The orbiter has revolutionized scientists’ thinking about Mars, especially its history of water. The spacecraft also has shown that such things as lava flows and wind erosion have shaped the landscape in much the same way they have on Earth.
More recently, NASA successfully placed the InSight lander on Mars. It’s the size of a compact car and features a highly sensitive seismometer. Scientists believe it is as important to understand what’s occurring beneath the crust as it is to study the planet’s surface.
Unlike Earth, Mars does not feature large tectonic plates. But various forces produce seismic activity — or Marsquakes. To explore what’s going on, NASA placed InSight near Mars’ equator in late 2018, where it has recorded more than 1,000 quakes. The data helps scientists create 3D models of Mars’ interior.
Most of the Marsquakes it records are small. But on Christmas Eve, InSight recorded one of the largest seismic events it had seen. That fascinated the NASA InSight team, which decided that it was likely looking at a big Marsquake. They notified their collaborators, including Posiolova at Malin, a company with only 91 employees.

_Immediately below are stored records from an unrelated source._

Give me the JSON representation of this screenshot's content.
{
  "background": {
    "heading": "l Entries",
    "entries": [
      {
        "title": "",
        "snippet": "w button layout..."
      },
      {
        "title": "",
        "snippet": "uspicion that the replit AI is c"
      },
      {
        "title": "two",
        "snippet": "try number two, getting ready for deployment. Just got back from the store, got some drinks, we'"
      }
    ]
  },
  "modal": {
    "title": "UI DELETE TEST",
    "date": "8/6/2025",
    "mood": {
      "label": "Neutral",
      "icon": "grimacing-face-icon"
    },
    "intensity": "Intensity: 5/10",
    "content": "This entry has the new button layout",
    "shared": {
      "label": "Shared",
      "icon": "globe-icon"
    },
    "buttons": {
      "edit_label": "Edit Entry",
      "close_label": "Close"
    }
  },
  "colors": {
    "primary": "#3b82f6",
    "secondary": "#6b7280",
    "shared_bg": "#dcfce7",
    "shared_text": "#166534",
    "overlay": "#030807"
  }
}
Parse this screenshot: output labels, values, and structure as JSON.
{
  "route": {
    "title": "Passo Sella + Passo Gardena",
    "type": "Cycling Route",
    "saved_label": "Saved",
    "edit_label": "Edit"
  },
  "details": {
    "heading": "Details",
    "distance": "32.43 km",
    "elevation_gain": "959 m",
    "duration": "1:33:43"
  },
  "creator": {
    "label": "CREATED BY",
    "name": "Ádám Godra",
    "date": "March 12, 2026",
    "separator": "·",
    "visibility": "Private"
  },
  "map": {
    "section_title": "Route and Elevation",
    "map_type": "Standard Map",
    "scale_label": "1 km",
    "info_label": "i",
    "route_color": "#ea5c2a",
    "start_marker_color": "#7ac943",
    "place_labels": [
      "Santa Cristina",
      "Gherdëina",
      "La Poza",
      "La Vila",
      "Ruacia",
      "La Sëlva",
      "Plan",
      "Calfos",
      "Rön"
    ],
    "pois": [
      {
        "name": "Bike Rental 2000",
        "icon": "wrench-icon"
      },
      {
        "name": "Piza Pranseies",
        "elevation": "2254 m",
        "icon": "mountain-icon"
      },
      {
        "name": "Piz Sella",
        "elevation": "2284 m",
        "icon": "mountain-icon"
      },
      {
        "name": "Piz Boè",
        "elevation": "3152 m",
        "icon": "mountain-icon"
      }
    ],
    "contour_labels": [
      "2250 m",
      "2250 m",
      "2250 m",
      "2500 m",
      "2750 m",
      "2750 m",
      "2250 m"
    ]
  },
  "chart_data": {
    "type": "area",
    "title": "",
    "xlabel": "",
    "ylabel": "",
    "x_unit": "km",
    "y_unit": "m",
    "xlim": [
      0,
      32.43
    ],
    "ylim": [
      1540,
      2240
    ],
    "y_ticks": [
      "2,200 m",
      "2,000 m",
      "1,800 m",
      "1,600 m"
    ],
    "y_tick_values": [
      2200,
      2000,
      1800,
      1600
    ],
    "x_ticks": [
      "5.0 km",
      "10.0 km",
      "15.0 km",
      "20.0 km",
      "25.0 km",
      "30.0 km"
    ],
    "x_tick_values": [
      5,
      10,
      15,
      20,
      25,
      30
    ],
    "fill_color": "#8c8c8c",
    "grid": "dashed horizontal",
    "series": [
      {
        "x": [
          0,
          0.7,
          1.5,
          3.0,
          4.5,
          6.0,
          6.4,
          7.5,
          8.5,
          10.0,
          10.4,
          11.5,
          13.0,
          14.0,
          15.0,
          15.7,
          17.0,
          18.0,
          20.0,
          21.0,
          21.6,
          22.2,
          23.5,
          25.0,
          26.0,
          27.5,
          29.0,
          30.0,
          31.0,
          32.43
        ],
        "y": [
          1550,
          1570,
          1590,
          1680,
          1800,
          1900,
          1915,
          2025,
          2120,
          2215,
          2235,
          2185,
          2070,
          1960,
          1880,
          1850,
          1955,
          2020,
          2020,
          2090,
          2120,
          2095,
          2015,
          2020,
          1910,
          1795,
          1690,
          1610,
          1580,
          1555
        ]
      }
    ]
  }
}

The true nature of the shaking didn’t become apparent until later, and it was largely by accident. On Feb. 11, Posiolova used the orbiter to photograph an area about 2,000 miles northeast of InSight. She had taken images of the same site about two years earlier.
This time, the photos showed something new and remarkable — a big crater with a large ejecta field. She closely inspected the images on Valentine’s Day and, before long, remembered that InSight had sent an email at Christmas talking about a large seismic event.

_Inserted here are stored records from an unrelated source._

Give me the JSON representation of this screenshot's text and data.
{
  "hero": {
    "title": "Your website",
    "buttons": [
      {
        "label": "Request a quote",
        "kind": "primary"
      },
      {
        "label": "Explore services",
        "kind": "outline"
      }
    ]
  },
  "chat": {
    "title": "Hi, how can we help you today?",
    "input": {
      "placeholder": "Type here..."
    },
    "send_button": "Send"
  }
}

Further study revealed that InSight hadn’t recorded a quake. It had captured the moment a meteoroid had slammed into the planet.

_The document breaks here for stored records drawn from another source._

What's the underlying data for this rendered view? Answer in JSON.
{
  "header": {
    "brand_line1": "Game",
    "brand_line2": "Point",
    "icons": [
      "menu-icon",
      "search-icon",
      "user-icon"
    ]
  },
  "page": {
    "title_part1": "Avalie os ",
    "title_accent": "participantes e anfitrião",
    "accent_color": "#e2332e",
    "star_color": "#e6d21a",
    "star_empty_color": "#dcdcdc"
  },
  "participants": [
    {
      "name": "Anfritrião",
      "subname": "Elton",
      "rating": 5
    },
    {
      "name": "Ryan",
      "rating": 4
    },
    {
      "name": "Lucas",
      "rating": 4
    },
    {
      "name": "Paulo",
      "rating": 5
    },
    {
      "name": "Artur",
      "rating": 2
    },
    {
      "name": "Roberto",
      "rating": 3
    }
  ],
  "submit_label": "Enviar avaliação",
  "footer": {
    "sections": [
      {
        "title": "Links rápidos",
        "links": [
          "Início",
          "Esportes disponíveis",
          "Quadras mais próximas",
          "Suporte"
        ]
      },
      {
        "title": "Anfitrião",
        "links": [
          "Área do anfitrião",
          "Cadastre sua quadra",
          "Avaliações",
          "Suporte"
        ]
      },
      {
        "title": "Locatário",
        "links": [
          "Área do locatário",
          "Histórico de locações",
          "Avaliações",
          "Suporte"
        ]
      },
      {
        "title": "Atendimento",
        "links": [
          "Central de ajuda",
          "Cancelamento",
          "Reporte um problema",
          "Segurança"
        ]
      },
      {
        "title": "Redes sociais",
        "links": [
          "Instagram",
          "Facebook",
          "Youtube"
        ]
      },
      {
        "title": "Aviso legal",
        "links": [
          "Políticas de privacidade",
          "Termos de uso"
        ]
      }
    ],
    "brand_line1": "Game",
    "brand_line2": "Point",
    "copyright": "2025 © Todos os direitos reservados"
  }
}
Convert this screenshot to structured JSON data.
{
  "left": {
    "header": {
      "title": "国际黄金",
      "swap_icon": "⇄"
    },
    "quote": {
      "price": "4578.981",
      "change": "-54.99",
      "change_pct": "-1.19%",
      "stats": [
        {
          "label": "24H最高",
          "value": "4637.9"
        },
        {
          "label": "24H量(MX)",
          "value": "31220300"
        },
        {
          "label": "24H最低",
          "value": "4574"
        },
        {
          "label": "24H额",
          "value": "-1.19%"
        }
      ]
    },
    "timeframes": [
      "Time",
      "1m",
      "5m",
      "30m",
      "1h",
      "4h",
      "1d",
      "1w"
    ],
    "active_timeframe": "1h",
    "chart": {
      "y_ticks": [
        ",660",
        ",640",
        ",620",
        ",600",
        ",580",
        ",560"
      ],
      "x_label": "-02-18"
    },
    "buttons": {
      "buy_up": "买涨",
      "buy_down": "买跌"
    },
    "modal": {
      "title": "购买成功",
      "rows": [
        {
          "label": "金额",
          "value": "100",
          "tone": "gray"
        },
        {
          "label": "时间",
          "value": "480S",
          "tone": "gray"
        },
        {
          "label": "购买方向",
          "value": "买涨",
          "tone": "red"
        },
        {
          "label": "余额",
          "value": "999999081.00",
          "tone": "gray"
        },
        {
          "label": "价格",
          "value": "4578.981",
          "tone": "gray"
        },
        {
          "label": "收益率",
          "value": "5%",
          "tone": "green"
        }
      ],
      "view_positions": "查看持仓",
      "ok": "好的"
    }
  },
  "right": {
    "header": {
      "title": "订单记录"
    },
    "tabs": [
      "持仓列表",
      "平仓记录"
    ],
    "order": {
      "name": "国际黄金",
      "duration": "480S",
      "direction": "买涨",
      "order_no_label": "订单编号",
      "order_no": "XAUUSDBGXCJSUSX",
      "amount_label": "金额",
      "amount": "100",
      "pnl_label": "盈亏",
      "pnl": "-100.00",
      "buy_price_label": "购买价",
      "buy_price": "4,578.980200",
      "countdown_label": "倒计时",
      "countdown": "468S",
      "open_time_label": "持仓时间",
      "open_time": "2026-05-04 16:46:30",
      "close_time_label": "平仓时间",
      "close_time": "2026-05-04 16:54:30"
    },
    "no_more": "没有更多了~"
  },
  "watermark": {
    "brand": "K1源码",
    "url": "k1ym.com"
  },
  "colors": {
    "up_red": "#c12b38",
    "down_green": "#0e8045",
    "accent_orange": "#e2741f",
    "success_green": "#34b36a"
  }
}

“Even though we do not have a movie of the impact, we can piece together a lot of what happened,” said Posiolova, who was born and raised in the Soviet Union.
“If there had been observers at (the site), they would have seen, just after sunset, a fireball screaming through the sky from the southwest-to-northeast and then an explosion, followed by lots of debris (with ice) raining down.”
The information it produced “is very likely to remain a unique data set for (a) decade, unique for understanding how an impact released its energy in the atmosphere and subsurface,” said Philippe Lognonné of the University of Paris, another investigator on the InSight mission.
Unfortunately, InSight won’t be around much longer to help. Dust is piling up on its solar panels, cutting off its energy supply.
“Don’t say it’s dying,” said Banerdt. “Say it’s going into retirement.”
As for Posiolova, life, and work, go on.
“I tell people, ‘Every day I go to work on Mars,’ ” she said. “I wonder what we’ll find next.”